Construção civil aposta em vendas online

Blog do  Amaury Alencar
A pandemia do coronavírus interrompeu o ritmo acelerado do setor da construção civil em 2020, no Ceará, e fez com que os trabalhadores do ramo passassem por adaptações. A previsão do mercado imobiliário cearense para este ano era positiva, com até R$ 2 bilhões de Valor Geral de Vendas (VGV) em lançamentos após crise que vinha sendo enfrentada desde 2016. Agora, como um dos primeiros setores que retomaram as atividades, a aposta está nas vendas online como estratégia de retorno de crescimento.


Diante do surto da Covid-19, o Ceará parou completamente as atividades da construção civil. Entretanto, o setor foi um dos primeiros a voltar no Plano de Retomada Responsável das Atividades Econômicas e Comportamentais do Ceará. Mesmo com o retorno há pouco mais de um mês, os diferentes formatos para vender não detiveram lucros ainda devido ao temor da população em contrair o vírus e seguindo o isolamento social. Foi nesse contexto que a construção civil viu a necessidade de, também, se reinventar para aquecer as vendas novamente e começou a investir nos canais de vendas online.
Os serviços através das vendas online passaram por modernização, com ferramentas como assinatura digital e plantas 3D e, cada vez mais, o meio digital tem se mostrado uma realidade no presente e futuro do setor. Para o presidente do Sindicato da Indústria e da Construção Civil do Ceará (Sinduscon-CE), Patriolino Dias, a pandemia trouxe uma antecipação de muito que estava previsto em termos de tecnologia. “Se pudermos pegar alguma coisa positiva dessa pandemia, que já trouxe muitas coisas negativas, é que tudo aquilo que projetávamos para acontecer em 2021 e 2022, como as vendas online e digital, hoje já conseguem funcionar. Antecipamos que os cartórios teriam registro online, as reuniões virtuais, aderimos ao home office, e percebemos que tudo isso está funcionando”, pontua.
Perspectiva
Diferente de outros setores como alimentação, transporte e vestuário, a construção civil ainda não falava a língua de seus clientes. É o que analisa o empresário Jackson Lopes, sócio da startup Prospecta Obras. Para ele, os consumidores gostariam de canais de atendimento mais acessíveis, como WhatsApp, redes sociais e sites para comunicação.
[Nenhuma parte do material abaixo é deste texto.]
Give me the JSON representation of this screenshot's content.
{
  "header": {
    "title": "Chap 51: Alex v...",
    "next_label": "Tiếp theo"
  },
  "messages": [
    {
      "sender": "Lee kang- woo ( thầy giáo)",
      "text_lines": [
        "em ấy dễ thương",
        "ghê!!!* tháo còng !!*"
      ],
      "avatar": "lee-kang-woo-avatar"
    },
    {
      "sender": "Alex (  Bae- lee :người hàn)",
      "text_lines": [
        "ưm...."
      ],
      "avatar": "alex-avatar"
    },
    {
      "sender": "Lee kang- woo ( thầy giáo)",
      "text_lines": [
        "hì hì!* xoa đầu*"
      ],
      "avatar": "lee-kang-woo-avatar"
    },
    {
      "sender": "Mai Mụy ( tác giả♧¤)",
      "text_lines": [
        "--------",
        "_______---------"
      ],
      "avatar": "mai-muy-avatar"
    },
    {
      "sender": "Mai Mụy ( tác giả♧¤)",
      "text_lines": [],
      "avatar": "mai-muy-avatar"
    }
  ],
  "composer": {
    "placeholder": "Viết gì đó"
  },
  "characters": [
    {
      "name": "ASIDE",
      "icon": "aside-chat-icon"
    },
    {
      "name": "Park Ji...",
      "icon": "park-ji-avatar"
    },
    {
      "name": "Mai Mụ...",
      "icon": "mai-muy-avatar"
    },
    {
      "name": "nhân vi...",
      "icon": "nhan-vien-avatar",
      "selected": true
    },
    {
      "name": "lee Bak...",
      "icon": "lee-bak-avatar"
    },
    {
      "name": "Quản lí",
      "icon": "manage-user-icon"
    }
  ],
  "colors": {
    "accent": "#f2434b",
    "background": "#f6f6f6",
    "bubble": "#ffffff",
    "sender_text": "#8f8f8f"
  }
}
Jackson considera que crise do novo coronavírus trouxe a realidade já eminente da necessidade de modernização do setor. “A construção civil sempre nadou contra o fluxo. Enquanto todos os setores estavam se modernizando, indo para a parte tecnológica, o ramo demorou para dar passos nessa direção. Agora com a pandemia, esse modelo antigo acabou de vez e ela teve que começar a se reinventar, correr atrás do tempo perdido”, afirma.
Retomada
O presidente do Sinduscon-CE avalia, também, que as dificuldades no começo do ano por conta do novo coronavírus teve percalços, porém com a retomada da economia houve um salto muito positivo, mais do que esperado devido ao cenário que estamos tentando ultrapassar. De acordo com Patriolino Dias, muito desse crescimento foi impulsionado devido à visão de imóvel como investimento.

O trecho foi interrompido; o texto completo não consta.